Ses leaders ont échoué. Haïti devrait renoncer temporairement à sa souveraineté pour permettre à la communauté internationale de l'aider à reconstruire le pays, dit l'anthropologue André Marcel d'Ans.
Haïti va de crise en crise, de despote en dictateur, de Duvalier en Aristide. Dans ce pays qu'on dirait condamné, malgré ses efforts et ceux de la communauté internationale, à échouer inévitablement, les meilleures intentions semblent ne s'exprimer que pour être aussitôt trahies par ceux-là mêmes qui les formulent. Le divorce est total - et semble sans remède - entre les classes aisées et l'immense majorité des huit millions d'habitants, concentrés pour l'essentiel à la campagne, où ils survivent sans électricité, sans eau potable, sans vraies écoles, sans services publics. Et sans trop d'espoir. Bref, les Haïtiens souffrent, le découragement et l'immoralité grandissent pendant que le pays se dégrade. En sourdine, le monde ricane, voyant dans les difficultés d'Haïti la preuve que les Noirs sont incapables de se gouverner eux-mêmes.

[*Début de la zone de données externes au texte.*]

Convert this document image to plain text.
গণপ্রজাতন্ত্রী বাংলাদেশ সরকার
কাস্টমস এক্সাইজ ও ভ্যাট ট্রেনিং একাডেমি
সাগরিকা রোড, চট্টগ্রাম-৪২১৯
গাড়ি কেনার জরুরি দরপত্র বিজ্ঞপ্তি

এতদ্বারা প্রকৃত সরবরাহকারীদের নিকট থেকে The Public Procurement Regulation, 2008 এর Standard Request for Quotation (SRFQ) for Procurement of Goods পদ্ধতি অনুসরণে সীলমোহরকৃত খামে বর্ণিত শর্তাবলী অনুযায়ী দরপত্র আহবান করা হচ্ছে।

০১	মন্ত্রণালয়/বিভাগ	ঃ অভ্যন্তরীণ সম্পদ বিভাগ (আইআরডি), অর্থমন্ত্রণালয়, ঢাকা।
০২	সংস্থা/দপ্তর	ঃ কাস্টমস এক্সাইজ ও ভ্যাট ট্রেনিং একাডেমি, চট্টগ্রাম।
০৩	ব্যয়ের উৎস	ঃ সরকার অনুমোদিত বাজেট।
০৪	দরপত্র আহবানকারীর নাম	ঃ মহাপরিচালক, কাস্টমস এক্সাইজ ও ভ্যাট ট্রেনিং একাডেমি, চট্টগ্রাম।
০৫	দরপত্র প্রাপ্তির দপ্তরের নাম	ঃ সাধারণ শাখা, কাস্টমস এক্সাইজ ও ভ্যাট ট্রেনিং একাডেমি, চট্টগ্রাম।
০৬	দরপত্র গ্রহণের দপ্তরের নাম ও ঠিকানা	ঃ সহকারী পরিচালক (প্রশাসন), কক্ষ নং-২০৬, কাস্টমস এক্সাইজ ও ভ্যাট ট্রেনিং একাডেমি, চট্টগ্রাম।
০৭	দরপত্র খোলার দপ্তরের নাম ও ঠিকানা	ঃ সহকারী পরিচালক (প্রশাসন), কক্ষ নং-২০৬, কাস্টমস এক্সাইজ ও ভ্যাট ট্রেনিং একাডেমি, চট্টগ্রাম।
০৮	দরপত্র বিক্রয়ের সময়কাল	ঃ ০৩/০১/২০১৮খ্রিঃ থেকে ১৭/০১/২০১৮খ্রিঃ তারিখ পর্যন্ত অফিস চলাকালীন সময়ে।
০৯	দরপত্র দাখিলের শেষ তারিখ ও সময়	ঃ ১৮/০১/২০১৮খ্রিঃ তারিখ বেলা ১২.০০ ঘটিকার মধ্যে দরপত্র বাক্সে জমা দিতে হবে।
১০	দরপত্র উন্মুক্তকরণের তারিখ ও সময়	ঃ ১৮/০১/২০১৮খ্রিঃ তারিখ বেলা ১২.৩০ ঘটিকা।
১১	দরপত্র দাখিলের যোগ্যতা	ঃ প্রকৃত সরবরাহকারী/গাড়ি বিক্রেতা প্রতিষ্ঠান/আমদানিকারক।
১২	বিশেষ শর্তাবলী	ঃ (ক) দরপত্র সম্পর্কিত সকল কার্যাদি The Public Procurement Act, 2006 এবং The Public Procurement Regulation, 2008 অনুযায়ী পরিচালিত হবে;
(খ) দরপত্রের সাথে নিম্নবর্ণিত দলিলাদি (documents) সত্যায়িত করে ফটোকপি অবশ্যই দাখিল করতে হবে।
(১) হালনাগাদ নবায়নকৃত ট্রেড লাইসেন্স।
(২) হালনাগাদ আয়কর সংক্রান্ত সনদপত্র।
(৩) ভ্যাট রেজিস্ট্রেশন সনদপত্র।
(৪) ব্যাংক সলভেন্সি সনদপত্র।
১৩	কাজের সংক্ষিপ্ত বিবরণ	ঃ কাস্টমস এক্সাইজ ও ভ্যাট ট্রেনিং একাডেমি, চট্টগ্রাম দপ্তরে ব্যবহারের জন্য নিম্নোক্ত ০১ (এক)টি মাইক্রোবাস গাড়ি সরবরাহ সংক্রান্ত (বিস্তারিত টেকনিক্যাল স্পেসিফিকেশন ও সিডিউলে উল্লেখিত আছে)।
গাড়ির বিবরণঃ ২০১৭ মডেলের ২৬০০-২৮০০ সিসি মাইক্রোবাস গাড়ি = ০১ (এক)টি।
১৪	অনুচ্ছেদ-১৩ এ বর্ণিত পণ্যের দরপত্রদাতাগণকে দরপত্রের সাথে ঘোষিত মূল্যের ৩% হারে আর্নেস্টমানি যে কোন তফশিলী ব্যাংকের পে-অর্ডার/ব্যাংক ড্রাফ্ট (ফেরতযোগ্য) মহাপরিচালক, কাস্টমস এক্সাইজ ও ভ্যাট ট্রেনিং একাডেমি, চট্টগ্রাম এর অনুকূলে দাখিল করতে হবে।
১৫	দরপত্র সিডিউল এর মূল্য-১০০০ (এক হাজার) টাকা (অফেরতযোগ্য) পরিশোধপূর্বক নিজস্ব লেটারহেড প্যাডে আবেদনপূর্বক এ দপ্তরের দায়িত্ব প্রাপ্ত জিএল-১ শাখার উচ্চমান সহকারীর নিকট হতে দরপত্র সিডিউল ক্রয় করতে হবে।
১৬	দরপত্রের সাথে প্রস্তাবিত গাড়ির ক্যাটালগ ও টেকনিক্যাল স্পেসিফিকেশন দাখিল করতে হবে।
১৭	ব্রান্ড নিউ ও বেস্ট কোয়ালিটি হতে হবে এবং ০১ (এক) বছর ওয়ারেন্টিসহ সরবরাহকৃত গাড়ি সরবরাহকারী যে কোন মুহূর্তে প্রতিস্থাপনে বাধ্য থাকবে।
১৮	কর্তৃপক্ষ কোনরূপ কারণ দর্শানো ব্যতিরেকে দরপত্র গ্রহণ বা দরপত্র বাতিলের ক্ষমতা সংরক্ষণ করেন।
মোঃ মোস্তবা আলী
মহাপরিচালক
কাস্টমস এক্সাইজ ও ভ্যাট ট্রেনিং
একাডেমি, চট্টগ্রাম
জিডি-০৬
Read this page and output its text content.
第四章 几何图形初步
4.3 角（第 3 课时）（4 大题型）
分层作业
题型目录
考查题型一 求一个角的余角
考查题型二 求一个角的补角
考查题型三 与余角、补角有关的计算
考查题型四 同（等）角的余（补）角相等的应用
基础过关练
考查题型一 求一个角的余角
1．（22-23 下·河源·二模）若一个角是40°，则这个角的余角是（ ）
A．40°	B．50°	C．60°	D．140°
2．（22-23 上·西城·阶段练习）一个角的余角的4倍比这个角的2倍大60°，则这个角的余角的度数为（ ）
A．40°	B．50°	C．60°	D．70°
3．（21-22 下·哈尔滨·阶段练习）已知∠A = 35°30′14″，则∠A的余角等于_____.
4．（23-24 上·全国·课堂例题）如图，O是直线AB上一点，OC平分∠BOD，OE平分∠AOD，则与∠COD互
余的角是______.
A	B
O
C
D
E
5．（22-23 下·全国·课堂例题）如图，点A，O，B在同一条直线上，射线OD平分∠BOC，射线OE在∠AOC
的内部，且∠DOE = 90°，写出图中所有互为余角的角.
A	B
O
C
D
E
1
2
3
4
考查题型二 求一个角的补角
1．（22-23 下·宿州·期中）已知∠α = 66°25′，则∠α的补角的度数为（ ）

Professeur d'anthropologie-sociologie à l'Université de Paris-VII, André Marcel d'Ans n'est pas le premier venu quand il s'agit d'expliquer la complexe réalité haïtienne. Ce Belge naturalisé français, qui a vécu en Afrique et en Amérique latine, fréquentait déjà la perle des Antilles dans les années 1960, alors qu'il y effectuait ses premières recherches sur le créole haïtien. Jaloux de son indépendance d'esprit, cet intellectuel au verbe sans détour a exploré patiemment les multiples replis du monde haïtien, interrogeant paysans et citadins de Jérémie à Cap-Haïtien, de Jacmel à Limonade. Son constat, jamais démenti, est implacable: la trace infamante de l'esclavage n'est effacée ni dans les faits ni dans les coeurs dans ce tiers occidental de l'île d'Hispaniola, où débuta, en 1492, le génocide des populations autochtones d'Amérique et où plus rien n'est indigène - ni les plantes ni les animaux, encore moins la population, arrachée au sol africain. Pour l'auteur d'Haïti: Paysage et société - sans doute la meilleure analyse de ce pays qui n'en finit pas de sombrer dans l'océan de ses propres contradictions -, les événements des dernières semaines font la preuve qu'Haïti doit abandonner momentanément son illusoire souveraineté afin que le monde l'aide enfin à se reconstruire.
L'histoire semble bégayer en Haïti. On a l'impression que plus ça change, plus c'est pareil. Pourquoi?